The core assessment failed to take account of the views of professionals and the Council’s accommodation duties under Section 20 of the Children Act 1989 in such circumstances. The Council belief that Miss P could cope alone with J during weekends and school holidays, despite repeated protests that she could no longer do so and professional opinion which identified that two trained adults were unable to cope with J’s violent actions during the week, could not be affected as safe and unaffected by maladministration. This amounted to an injustice to Miss P, who had been forced to endure an intolerable situation for 9 months and had to do so, until the Council took action to assist her.
3) Responses to correspondence
The Council caused delay in replying to Miss P’s correspondence, with Miss P often having to send multiple emails in order to get a response. This caused additional injustice given that the Council still failed to respond in good time to her emails about her ongoing problems.
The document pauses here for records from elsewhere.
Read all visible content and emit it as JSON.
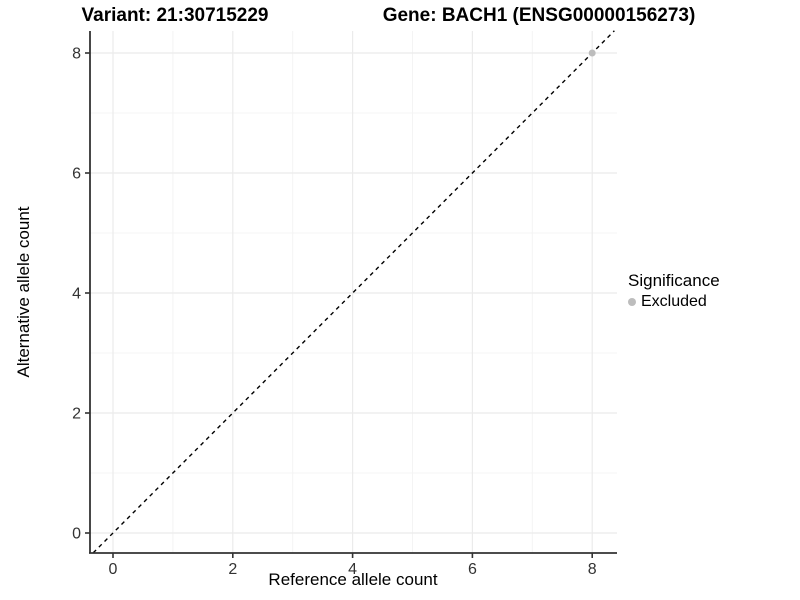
{
  "titles": {
    "left": "Variant: 21:30715229",
    "right": "Gene: BACH1 (ENSG00000156273)"
  },
  "chart_data": {
    "type": "scatter",
    "xlabel": "Reference allele count",
    "ylabel": "Alternative allele count",
    "xlim": [
      -0.33,
      8.37
    ],
    "ylim": [
      -0.33,
      8.37
    ],
    "x_ticks": [
      0,
      2,
      4,
      6,
      8
    ],
    "y_ticks": [
      0,
      2,
      4,
      6,
      8
    ],
    "x_minor_ticks": [
      1,
      3,
      5,
      7
    ],
    "y_minor_ticks": [
      1,
      3,
      5,
      7
    ],
    "grid": true,
    "reference_line": {
      "type": "identity",
      "style": "dashed",
      "color": "#000000"
    },
    "series": [
      {
        "name": "Excluded",
        "color": "#bdbdbd",
        "points": [
          {
            "x": 8,
            "y": 8
          }
        ]
      }
    ],
    "legend": {
      "title": "Significance",
      "position": "right",
      "entries": [
        {
          "label": "Excluded",
          "color": "#bdbdbd"
        }
      ]
    }
  },
  "colors": {
    "grid_major": "#ebebeb",
    "grid_minor": "#f4f4f4",
    "axis_line": "#333333",
    "tick_label": "#333333",
    "point": "#bdbdbd"
  }
}
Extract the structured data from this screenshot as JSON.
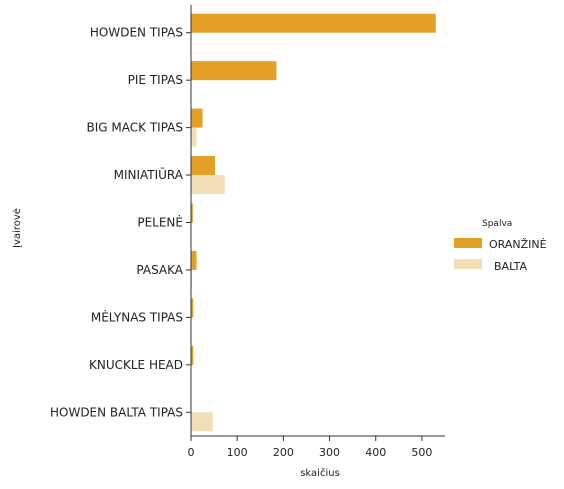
{
  "chart_data": {
    "type": "bar",
    "orientation": "horizontal",
    "categories": [
      "HOWDEN TIPAS",
      "PIE TIPAS",
      "BIG MACK TIPAS",
      "MINIATIŪRA",
      "PELENĖ",
      "PASAKA",
      "MĖLYNAS TIPAS",
      "KNUCKLE HEAD",
      "HOWDEN BALTA TIPAS"
    ],
    "series": [
      {
        "name": "ORANŽINĖ",
        "color": "#e4a024",
        "values": [
          530,
          185,
          25,
          52,
          4,
          12,
          5,
          5,
          0
        ]
      },
      {
        "name": "BALTA",
        "color": "#f1dfb8",
        "values": [
          0,
          0,
          12,
          73,
          1,
          2,
          1,
          1,
          47
        ]
      }
    ],
    "xlabel": "skaičius",
    "ylabel": "Įvairovė",
    "xlim": [
      0,
      550
    ],
    "xticks": [
      0,
      100,
      200,
      300,
      400,
      500
    ],
    "legend": {
      "title": "Spalva",
      "position": "right"
    },
    "grid": false
  }
}
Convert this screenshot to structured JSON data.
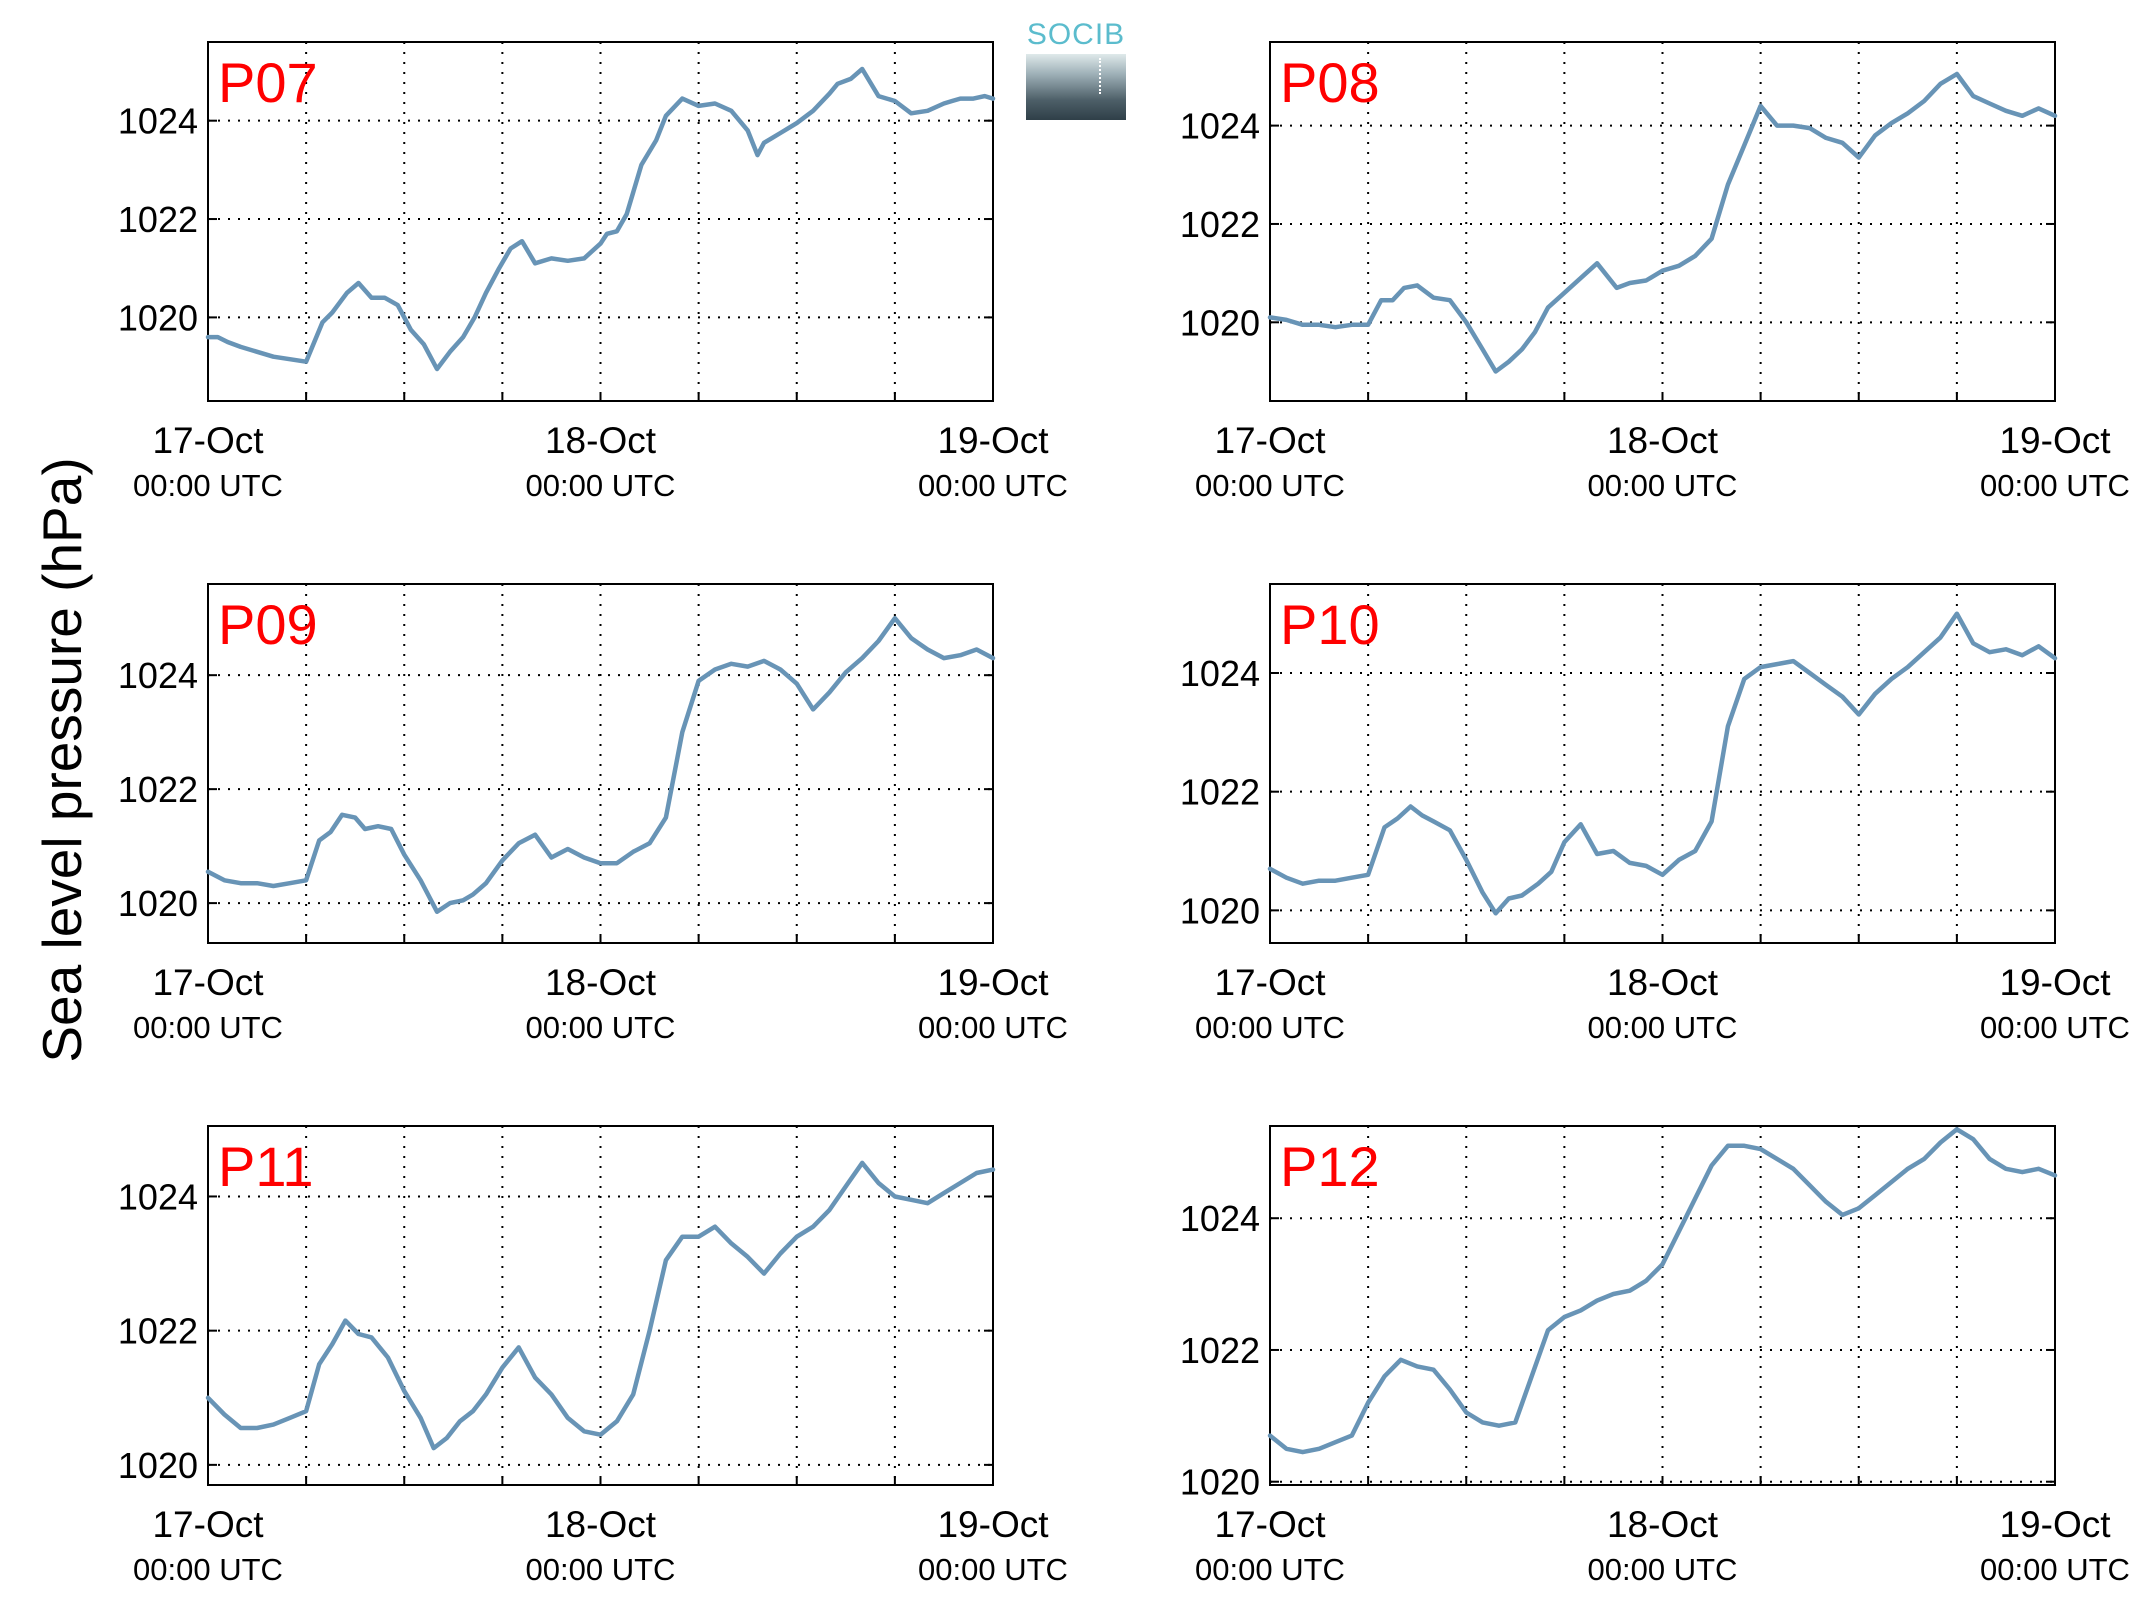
{
  "figure": {
    "ylabel": "Sea level pressure (hPa)",
    "logo_text": "SOCIB",
    "line_color": "#6894b6",
    "label_color": "#ff0000"
  },
  "chart_data": [
    {
      "type": "line",
      "title": "P07",
      "x_ticks": [
        {
          "line1": "17-Oct",
          "line2": "00:00 UTC"
        },
        {
          "line1": "18-Oct",
          "line2": "00:00 UTC"
        },
        {
          "line1": "19-Oct",
          "line2": "00:00 UTC"
        }
      ],
      "xlim": [
        0,
        48
      ],
      "ylim": [
        1018.3,
        1025.6
      ],
      "y_ticks": [
        1020,
        1022,
        1024
      ],
      "series": [
        {
          "x": [
            0,
            0.6,
            1.2,
            2,
            3,
            4,
            5,
            6,
            6.5,
            7,
            7.6,
            8.5,
            9.2,
            10,
            10.8,
            11.6,
            12.4,
            13.2,
            14,
            14.8,
            15.6,
            16.3,
            17,
            17.8,
            18.5,
            19.2,
            20,
            21,
            22,
            23,
            24,
            24.4,
            25,
            25.6,
            26.5,
            27.4,
            28,
            29,
            30,
            31,
            32,
            33,
            33.6,
            34,
            34.5,
            35,
            36,
            37,
            38,
            38.5,
            39.3,
            40,
            41,
            42,
            43,
            44,
            45,
            45.5,
            46,
            46.8,
            47.5,
            48
          ],
          "y": [
            1019.6,
            1019.6,
            1019.5,
            1019.4,
            1019.3,
            1019.2,
            1019.15,
            1019.1,
            1019.5,
            1019.9,
            1020.1,
            1020.5,
            1020.7,
            1020.4,
            1020.4,
            1020.25,
            1019.75,
            1019.45,
            1018.95,
            1019.3,
            1019.6,
            1020,
            1020.5,
            1021,
            1021.4,
            1021.55,
            1021.1,
            1021.2,
            1021.15,
            1021.2,
            1021.5,
            1021.7,
            1021.75,
            1022.1,
            1023.1,
            1023.6,
            1024.1,
            1024.45,
            1024.3,
            1024.35,
            1024.2,
            1023.8,
            1023.3,
            1023.55,
            1023.65,
            1023.75,
            1023.95,
            1024.2,
            1024.55,
            1024.75,
            1024.85,
            1025.05,
            1024.5,
            1024.4,
            1024.15,
            1024.2,
            1024.35,
            1024.4,
            1024.45,
            1024.45,
            1024.5,
            1024.45
          ]
        }
      ]
    },
    {
      "type": "line",
      "title": "P08",
      "x_ticks": [
        {
          "line1": "17-Oct",
          "line2": "00:00 UTC"
        },
        {
          "line1": "18-Oct",
          "line2": "00:00 UTC"
        },
        {
          "line1": "19-Oct",
          "line2": "00:00 UTC"
        }
      ],
      "xlim": [
        0,
        48
      ],
      "ylim": [
        1018.4,
        1025.7
      ],
      "y_ticks": [
        1020,
        1022,
        1024
      ],
      "series": [
        {
          "x": [
            0,
            1,
            2,
            3,
            4,
            5,
            6,
            6.8,
            7.5,
            8.2,
            9,
            10,
            11,
            12,
            13,
            13.8,
            14.6,
            15.4,
            16.2,
            17,
            18,
            19,
            20,
            21.2,
            22,
            23,
            24,
            25,
            26,
            27,
            28,
            29,
            30,
            31,
            32,
            33,
            34,
            35,
            36,
            37,
            38,
            39,
            40,
            41,
            42,
            43,
            44,
            45,
            46,
            47,
            48
          ],
          "y": [
            1020.1,
            1020.05,
            1019.95,
            1019.95,
            1019.9,
            1019.95,
            1019.95,
            1020.45,
            1020.45,
            1020.7,
            1020.75,
            1020.5,
            1020.45,
            1020,
            1019.45,
            1019,
            1019.2,
            1019.45,
            1019.8,
            1020.3,
            1020.6,
            1020.9,
            1021.2,
            1020.7,
            1020.8,
            1020.85,
            1021.05,
            1021.15,
            1021.35,
            1021.7,
            1022.8,
            1023.6,
            1024.4,
            1024,
            1024,
            1023.95,
            1023.75,
            1023.65,
            1023.35,
            1023.8,
            1024.05,
            1024.25,
            1024.5,
            1024.85,
            1025.05,
            1024.6,
            1024.45,
            1024.3,
            1024.2,
            1024.35,
            1024.2
          ]
        }
      ]
    },
    {
      "type": "line",
      "title": "P09",
      "x_ticks": [
        {
          "line1": "17-Oct",
          "line2": "00:00 UTC"
        },
        {
          "line1": "18-Oct",
          "line2": "00:00 UTC"
        },
        {
          "line1": "19-Oct",
          "line2": "00:00 UTC"
        }
      ],
      "xlim": [
        0,
        48
      ],
      "ylim": [
        1019.3,
        1025.6
      ],
      "y_ticks": [
        1020,
        1022,
        1024
      ],
      "series": [
        {
          "x": [
            0,
            1,
            2,
            3,
            4,
            5,
            6,
            6.8,
            7.5,
            8.2,
            9,
            9.6,
            10.4,
            11.2,
            12,
            13,
            14,
            14.8,
            15.6,
            16.2,
            17,
            18,
            19,
            20,
            21,
            22,
            23,
            24,
            25,
            26,
            27,
            28,
            29,
            30,
            31,
            32,
            33,
            34,
            35,
            36,
            37,
            38,
            39,
            40,
            41,
            42,
            43,
            44,
            45,
            46,
            47,
            48
          ],
          "y": [
            1020.55,
            1020.4,
            1020.35,
            1020.35,
            1020.3,
            1020.35,
            1020.4,
            1021.1,
            1021.25,
            1021.55,
            1021.5,
            1021.3,
            1021.35,
            1021.3,
            1020.85,
            1020.4,
            1019.85,
            1020,
            1020.05,
            1020.15,
            1020.35,
            1020.75,
            1021.05,
            1021.2,
            1020.8,
            1020.95,
            1020.8,
            1020.7,
            1020.7,
            1020.9,
            1021.05,
            1021.5,
            1023,
            1023.9,
            1024.1,
            1024.2,
            1024.15,
            1024.25,
            1024.1,
            1023.85,
            1023.4,
            1023.7,
            1024.05,
            1024.3,
            1024.6,
            1025,
            1024.65,
            1024.45,
            1024.3,
            1024.35,
            1024.45,
            1024.3
          ]
        }
      ]
    },
    {
      "type": "line",
      "title": "P10",
      "x_ticks": [
        {
          "line1": "17-Oct",
          "line2": "00:00 UTC"
        },
        {
          "line1": "18-Oct",
          "line2": "00:00 UTC"
        },
        {
          "line1": "19-Oct",
          "line2": "00:00 UTC"
        }
      ],
      "xlim": [
        0,
        48
      ],
      "ylim": [
        1019.45,
        1025.5
      ],
      "y_ticks": [
        1020,
        1022,
        1024
      ],
      "series": [
        {
          "x": [
            0,
            1,
            2,
            3,
            4,
            5,
            6,
            7,
            7.8,
            8.6,
            9.3,
            10,
            11,
            12,
            13,
            13.8,
            14.6,
            15.4,
            16.4,
            17.2,
            18,
            19,
            20,
            21,
            22,
            23,
            24,
            25,
            26,
            27,
            28,
            29,
            30,
            31,
            32,
            33,
            34,
            35,
            36,
            37,
            38,
            39,
            40,
            41,
            42,
            43,
            44,
            45,
            46,
            47,
            48
          ],
          "y": [
            1020.7,
            1020.55,
            1020.45,
            1020.5,
            1020.5,
            1020.55,
            1020.6,
            1021.4,
            1021.55,
            1021.75,
            1021.6,
            1021.5,
            1021.35,
            1020.85,
            1020.3,
            1019.95,
            1020.2,
            1020.25,
            1020.45,
            1020.65,
            1021.15,
            1021.45,
            1020.95,
            1021,
            1020.8,
            1020.75,
            1020.6,
            1020.85,
            1021,
            1021.5,
            1023.1,
            1023.9,
            1024.1,
            1024.15,
            1024.2,
            1024,
            1023.8,
            1023.6,
            1023.3,
            1023.65,
            1023.9,
            1024.1,
            1024.35,
            1024.6,
            1025,
            1024.5,
            1024.35,
            1024.4,
            1024.3,
            1024.45,
            1024.25
          ]
        }
      ]
    },
    {
      "type": "line",
      "title": "P11",
      "x_ticks": [
        {
          "line1": "17-Oct",
          "line2": "00:00 UTC"
        },
        {
          "line1": "18-Oct",
          "line2": "00:00 UTC"
        },
        {
          "line1": "19-Oct",
          "line2": "00:00 UTC"
        }
      ],
      "xlim": [
        0,
        48
      ],
      "ylim": [
        1019.7,
        1025.05
      ],
      "y_ticks": [
        1020,
        1022,
        1024
      ],
      "series": [
        {
          "x": [
            0,
            1,
            2,
            3,
            4,
            5,
            6,
            6.8,
            7.6,
            8.4,
            9.2,
            10,
            11,
            12,
            13,
            13.8,
            14.6,
            15.4,
            16.2,
            17,
            18,
            19,
            20,
            21,
            22,
            23,
            24,
            25,
            26,
            27,
            28,
            29,
            30,
            31,
            32,
            33,
            34,
            35,
            36,
            37,
            38,
            39,
            40,
            41,
            42,
            43,
            44,
            45,
            46,
            47,
            48
          ],
          "y": [
            1021,
            1020.75,
            1020.55,
            1020.55,
            1020.6,
            1020.7,
            1020.8,
            1021.5,
            1021.8,
            1022.15,
            1021.95,
            1021.9,
            1021.6,
            1021.1,
            1020.7,
            1020.25,
            1020.4,
            1020.65,
            1020.8,
            1021.05,
            1021.45,
            1021.75,
            1021.3,
            1021.05,
            1020.7,
            1020.5,
            1020.45,
            1020.65,
            1021.05,
            1022,
            1023.05,
            1023.4,
            1023.4,
            1023.55,
            1023.3,
            1023.1,
            1022.85,
            1023.15,
            1023.4,
            1023.55,
            1023.8,
            1024.15,
            1024.5,
            1024.2,
            1024,
            1023.95,
            1023.9,
            1024.05,
            1024.2,
            1024.35,
            1024.4
          ]
        }
      ]
    },
    {
      "type": "line",
      "title": "P12",
      "x_ticks": [
        {
          "line1": "17-Oct",
          "line2": "00:00 UTC"
        },
        {
          "line1": "18-Oct",
          "line2": "00:00 UTC"
        },
        {
          "line1": "19-Oct",
          "line2": "00:00 UTC"
        }
      ],
      "xlim": [
        0,
        48
      ],
      "ylim": [
        1019.95,
        1025.4
      ],
      "y_ticks": [
        1020,
        1022,
        1024
      ],
      "series": [
        {
          "x": [
            0,
            1,
            2,
            3,
            4,
            5,
            6,
            7,
            8,
            9,
            10,
            11,
            12,
            13,
            14,
            15,
            16,
            17,
            18,
            19,
            20,
            21,
            22,
            23,
            24,
            25,
            26,
            27,
            28,
            29,
            30,
            31,
            32,
            33,
            34,
            35,
            36,
            37,
            38,
            39,
            40,
            41,
            42,
            43,
            44,
            45,
            46,
            47,
            48
          ],
          "y": [
            1020.7,
            1020.5,
            1020.45,
            1020.5,
            1020.6,
            1020.7,
            1021.2,
            1021.6,
            1021.85,
            1021.75,
            1021.7,
            1021.4,
            1021.05,
            1020.9,
            1020.85,
            1020.9,
            1021.6,
            1022.3,
            1022.5,
            1022.6,
            1022.75,
            1022.85,
            1022.9,
            1023.05,
            1023.3,
            1023.8,
            1024.3,
            1024.8,
            1025.1,
            1025.1,
            1025.05,
            1024.9,
            1024.75,
            1024.5,
            1024.25,
            1024.05,
            1024.15,
            1024.35,
            1024.55,
            1024.75,
            1024.9,
            1025.15,
            1025.35,
            1025.2,
            1024.9,
            1024.75,
            1024.7,
            1024.75,
            1024.65
          ]
        }
      ]
    }
  ]
}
The Ombudsman noted that the Council had already apologised for the delay in carrying out the core assessment. It recommended that the Council should:
– (having agreed to carry out a fresh assessment of J’s needs) carry out the assessment within one month of the date of this report in order to secure compliance with Section 20 of the Children Act 1989 by ensuring that Miss P was no longer put at risk of violence;
– apologise for the further failings identified;
– draft a care plan for J within one month of its re-assessment of his needs;
– pay Miss P £1000 for the distress caused by its failure to assist her in coping with J’s actions despite her attempts to get help and the supporting testimony of professionals;
– pay Miss P £250 for the outrage caused by its failure to reply to her correspondence; and
– review its policies and procedures to ensure it deals with such cases holistically, prioritises such serious cases where there was a risk of harm or danger to family members; and comply fully with legislative requirements.